Manufacturing a Kauai sky
Fiery electrical storms in the earliest hours of darkness introduced February 24, 2011 to islanders. I awoke to dry, prickly night air and the faint smell of burning rusted iron. Lightening crackled and burst in spectacular shapes and colors observed through my bedroom window. Its fury above across the horizon, rumbling rooftops in a blitz, forging power from the east in an epic battle of Gods overhead unrelenting until its forces faded beyond the peaks of Mt. Kawaikini.
By mid morning I had hoped to find clear blue skies or simply natural cloud cover in the aftermath of such a storm. Some luck achieved. Kauai sky is the clearest blue it has been in many long weeks, perhaps months and visibility across valleys has improved greatly.

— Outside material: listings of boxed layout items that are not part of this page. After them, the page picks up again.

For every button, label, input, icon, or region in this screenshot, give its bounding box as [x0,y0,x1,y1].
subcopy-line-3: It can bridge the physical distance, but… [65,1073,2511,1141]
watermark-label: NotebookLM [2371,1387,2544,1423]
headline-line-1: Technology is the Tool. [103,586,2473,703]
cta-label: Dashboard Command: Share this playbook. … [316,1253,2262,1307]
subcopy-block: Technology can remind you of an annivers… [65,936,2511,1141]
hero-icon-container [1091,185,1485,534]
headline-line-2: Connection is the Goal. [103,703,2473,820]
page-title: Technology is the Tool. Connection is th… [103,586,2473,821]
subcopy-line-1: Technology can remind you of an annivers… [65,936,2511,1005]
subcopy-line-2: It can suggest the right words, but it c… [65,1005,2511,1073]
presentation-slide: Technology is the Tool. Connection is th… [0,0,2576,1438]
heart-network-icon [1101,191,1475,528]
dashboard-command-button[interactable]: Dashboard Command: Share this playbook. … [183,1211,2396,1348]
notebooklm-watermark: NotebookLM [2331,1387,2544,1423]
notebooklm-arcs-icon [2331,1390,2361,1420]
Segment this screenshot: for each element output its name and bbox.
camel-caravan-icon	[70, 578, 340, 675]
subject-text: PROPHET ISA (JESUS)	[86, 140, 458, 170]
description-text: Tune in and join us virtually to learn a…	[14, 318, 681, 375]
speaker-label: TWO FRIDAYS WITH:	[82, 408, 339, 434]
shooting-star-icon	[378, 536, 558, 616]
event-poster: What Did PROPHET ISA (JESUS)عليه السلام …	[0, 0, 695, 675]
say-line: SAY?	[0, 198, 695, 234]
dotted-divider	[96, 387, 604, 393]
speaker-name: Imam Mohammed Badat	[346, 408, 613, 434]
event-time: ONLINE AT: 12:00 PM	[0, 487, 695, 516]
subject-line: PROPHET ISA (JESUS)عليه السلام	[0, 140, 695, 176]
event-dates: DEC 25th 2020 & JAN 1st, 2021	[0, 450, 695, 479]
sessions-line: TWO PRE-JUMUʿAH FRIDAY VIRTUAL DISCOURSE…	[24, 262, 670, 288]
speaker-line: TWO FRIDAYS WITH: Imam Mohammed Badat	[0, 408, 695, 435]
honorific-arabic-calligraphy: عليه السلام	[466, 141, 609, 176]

Now the bad news: Patterns for chemtrails release on the east side, Kapaa and Lihue are typically like this—trails are sprayed before dawn over the Pacific so that the trade winds/jet stream carry them landward in a fashion that blocks rising sunlight. Blocking the sun is one consistency in what I have been observing since September 2010. I have not witnessed a clear view of the morning sun since then. In eleven years I have not seen anything like it and I pride myself as one who notes the sky on a daily basis, always have since childhood. Some folks are just that way, I suppose. Maybe that's where 'head in clouds' or 'daydreamer' comes from. I am those things for sure-- been accused of worse.
Photo #1: 10:00 sky above Seven Sisters (W/NW from my position in Kapaa) is as blue as has been in months, air clearing as well. A relief, as this is what is expected more often.
Photos #2 - #4: 10:00 "in coming" latent chemtrails from the east (coastline) sprayed across the sky before dawn designed to catch trade winds/ jet stream to move over land while blocking sunlight. Note the contrast between natural cumulus clouds and thin, scattered, high-level, off-colored 'chem-clouds'. Typically, these chemtrails will float, expand, spread over the top of the east side sometimes creating thick clouds, sometimes staying thin and high, always attempting to block the sunlight and filling the air with a fine micro-particulate dust.
Concerning bad air, at some point later I will capture a night time photo of which I remark. Often I'll look out my dining room window onto the street below where the streetlamp captures the micro-particulate dust through its beam—even after heavy rains and wind. That view alone clues me to the quality of our air. Certainly our air contains water vapor, dust, pollutants, volcanic contents, etc. However, something else has been added to the mix and it is coming from above. Some nights are better than others, but I cannot imagine some of it is good to breathe—particularly for young children.
Kauai is well known for its near perfect environment and climate. What is the point of manufacturing a Kauai sky?